Member of the Illinois House of Representatives from the 85th district
- In office June 24, 2017 – January 13, 2021
- Preceded by: Emily McAsey
- Succeeded by: Dagmara Avelar

Personal details
- Born: Joliet, Illinois
- Party: Democratic
- Education: University of Notre Dame (B.A.) University of Illinois (J.D.)
- Profession: Attorney

= John Connor (Illinois politician) =

American politician

John Connor is an American judge and former politician serving as a Circuit Judge on the 12th Judicial Circuit of Illinois since 2022 who served as a Democratic member of the Illinois Senate and Illinois House of Representatives.

==Political career==
In 2017, Connor was appointed to the Illinois House of Representatives. Connor assumed the position following the resignation of Emily McAsey in June 2017. He served the remainder of McAsey's term until early 2019. As a prosecutor, Connor has been involved in high-profile cases, such as the Drew Peterson case.

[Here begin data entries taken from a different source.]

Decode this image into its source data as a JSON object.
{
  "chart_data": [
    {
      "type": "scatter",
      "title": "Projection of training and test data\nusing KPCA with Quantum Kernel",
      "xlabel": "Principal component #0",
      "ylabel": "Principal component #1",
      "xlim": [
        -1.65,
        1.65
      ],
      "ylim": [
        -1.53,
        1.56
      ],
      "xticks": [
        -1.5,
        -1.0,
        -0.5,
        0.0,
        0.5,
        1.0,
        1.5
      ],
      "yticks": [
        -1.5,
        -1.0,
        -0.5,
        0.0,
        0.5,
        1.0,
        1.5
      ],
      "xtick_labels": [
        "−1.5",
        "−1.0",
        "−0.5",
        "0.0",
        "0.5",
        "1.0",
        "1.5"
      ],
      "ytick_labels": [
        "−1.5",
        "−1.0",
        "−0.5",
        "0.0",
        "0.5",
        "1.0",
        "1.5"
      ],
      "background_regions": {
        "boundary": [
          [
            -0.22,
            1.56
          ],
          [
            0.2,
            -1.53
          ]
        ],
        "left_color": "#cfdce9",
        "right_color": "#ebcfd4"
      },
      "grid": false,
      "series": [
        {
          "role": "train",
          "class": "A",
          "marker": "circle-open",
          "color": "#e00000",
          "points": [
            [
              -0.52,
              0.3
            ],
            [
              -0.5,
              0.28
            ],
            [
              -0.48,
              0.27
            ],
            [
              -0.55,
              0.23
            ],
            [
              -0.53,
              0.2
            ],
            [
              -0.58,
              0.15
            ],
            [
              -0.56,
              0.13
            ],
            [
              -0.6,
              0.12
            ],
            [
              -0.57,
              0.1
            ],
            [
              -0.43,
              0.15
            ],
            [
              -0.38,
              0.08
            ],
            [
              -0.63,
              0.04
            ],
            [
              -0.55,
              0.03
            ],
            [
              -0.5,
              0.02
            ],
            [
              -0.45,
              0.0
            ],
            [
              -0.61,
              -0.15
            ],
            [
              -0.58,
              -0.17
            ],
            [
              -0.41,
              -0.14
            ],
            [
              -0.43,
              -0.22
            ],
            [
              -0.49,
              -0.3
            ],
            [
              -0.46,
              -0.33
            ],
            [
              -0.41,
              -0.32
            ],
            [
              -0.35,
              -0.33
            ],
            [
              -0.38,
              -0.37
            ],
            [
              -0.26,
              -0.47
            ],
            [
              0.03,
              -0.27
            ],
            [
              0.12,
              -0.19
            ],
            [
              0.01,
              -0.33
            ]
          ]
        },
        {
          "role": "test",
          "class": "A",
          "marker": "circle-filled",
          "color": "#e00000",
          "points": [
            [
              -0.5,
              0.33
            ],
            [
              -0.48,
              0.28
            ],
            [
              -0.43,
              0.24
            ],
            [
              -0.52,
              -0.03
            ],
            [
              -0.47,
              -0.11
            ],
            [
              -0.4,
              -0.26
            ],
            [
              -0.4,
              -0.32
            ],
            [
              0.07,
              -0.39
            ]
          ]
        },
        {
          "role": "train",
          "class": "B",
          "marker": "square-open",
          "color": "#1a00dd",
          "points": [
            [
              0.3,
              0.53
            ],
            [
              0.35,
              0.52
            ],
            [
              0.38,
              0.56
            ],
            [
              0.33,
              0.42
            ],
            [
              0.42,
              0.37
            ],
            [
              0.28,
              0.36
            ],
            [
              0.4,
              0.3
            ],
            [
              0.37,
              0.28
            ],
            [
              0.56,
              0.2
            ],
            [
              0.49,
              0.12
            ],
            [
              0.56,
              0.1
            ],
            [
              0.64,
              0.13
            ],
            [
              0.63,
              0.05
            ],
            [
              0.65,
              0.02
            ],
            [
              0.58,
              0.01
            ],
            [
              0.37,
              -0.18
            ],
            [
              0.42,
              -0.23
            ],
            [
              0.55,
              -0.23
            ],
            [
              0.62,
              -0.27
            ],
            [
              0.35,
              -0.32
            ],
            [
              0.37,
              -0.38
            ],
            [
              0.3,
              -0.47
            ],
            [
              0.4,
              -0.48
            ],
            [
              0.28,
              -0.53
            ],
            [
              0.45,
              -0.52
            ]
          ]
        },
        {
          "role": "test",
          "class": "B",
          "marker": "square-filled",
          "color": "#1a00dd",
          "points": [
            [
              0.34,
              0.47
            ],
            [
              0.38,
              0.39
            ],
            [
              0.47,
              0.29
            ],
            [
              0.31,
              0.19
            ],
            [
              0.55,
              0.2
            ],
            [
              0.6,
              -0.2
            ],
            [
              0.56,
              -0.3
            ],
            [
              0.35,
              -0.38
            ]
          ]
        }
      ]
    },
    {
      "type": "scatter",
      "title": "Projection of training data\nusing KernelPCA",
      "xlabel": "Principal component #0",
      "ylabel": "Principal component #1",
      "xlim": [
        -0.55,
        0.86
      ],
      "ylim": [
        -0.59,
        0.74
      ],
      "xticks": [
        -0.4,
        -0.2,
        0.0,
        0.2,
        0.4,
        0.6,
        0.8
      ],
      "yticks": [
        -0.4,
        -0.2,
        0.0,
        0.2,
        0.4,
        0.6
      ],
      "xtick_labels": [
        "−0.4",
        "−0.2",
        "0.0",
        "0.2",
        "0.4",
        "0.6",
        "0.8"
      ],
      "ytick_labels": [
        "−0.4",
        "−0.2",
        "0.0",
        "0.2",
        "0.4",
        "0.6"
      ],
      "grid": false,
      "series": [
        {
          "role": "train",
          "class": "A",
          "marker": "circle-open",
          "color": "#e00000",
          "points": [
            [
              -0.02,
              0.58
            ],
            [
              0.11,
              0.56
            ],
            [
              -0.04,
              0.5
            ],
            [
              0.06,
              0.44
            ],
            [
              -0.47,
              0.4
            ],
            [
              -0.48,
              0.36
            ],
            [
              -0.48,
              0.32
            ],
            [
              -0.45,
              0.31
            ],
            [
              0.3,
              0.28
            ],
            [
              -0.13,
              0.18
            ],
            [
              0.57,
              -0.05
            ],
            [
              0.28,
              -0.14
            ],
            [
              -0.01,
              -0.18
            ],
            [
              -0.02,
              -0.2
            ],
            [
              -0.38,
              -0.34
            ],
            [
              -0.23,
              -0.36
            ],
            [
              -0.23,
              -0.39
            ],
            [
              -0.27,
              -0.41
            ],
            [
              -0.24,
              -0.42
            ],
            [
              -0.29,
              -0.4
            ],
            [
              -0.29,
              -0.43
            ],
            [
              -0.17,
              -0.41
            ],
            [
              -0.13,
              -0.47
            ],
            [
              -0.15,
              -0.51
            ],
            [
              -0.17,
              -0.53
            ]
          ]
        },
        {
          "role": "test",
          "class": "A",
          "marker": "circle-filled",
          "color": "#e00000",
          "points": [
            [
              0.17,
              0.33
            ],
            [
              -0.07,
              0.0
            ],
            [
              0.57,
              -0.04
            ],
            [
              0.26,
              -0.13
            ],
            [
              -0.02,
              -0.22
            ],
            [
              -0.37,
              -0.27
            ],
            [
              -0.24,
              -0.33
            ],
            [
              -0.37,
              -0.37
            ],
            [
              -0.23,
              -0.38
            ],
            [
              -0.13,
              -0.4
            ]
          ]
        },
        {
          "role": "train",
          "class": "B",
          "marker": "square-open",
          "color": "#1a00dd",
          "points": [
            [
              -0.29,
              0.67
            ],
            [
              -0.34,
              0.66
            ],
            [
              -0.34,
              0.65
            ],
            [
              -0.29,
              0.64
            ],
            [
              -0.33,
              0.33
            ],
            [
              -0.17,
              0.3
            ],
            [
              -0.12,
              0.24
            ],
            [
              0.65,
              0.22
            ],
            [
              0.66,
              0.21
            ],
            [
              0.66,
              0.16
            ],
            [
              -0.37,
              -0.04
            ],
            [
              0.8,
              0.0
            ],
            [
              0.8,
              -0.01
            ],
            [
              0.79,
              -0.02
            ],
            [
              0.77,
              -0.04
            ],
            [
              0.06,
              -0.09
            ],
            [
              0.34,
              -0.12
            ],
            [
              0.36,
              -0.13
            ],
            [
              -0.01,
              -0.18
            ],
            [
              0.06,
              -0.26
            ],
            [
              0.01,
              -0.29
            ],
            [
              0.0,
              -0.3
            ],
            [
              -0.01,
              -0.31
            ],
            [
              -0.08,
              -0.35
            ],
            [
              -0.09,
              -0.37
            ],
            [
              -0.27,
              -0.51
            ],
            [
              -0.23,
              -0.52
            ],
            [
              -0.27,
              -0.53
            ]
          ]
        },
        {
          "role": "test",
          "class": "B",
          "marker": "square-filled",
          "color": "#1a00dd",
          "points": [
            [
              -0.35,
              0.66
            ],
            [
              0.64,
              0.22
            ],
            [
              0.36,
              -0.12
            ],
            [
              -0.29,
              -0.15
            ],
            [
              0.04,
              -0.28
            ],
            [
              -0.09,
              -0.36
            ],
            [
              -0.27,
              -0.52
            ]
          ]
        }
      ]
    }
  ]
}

Connor's term came towards the end of the Illinois state budget crisis, when the House ruled 71–42 to override Governor Bruce Rauner's veto of a state budget package. Connor was one of six Democrats to vote no.

In the 2020 general election, Connor successfully ran for the Illinois Senate seat being vacated by fellow Democrat Pat McGuire. Connor was succeeded in the Illinois House by Democrat Dagmara Avelar.

He resigned from the Senate on April 29, 2022, and Eric Mattson was appointed to replace him on May 6, 2022.

In November 2022, Connor was elected as a Circuit Judge for the 12th Judicial Circuit of Illinois, defeating Arkadiusz "Art" Smigielski for the vacancy of Richard Schoenstedt with 51.64% of the vote.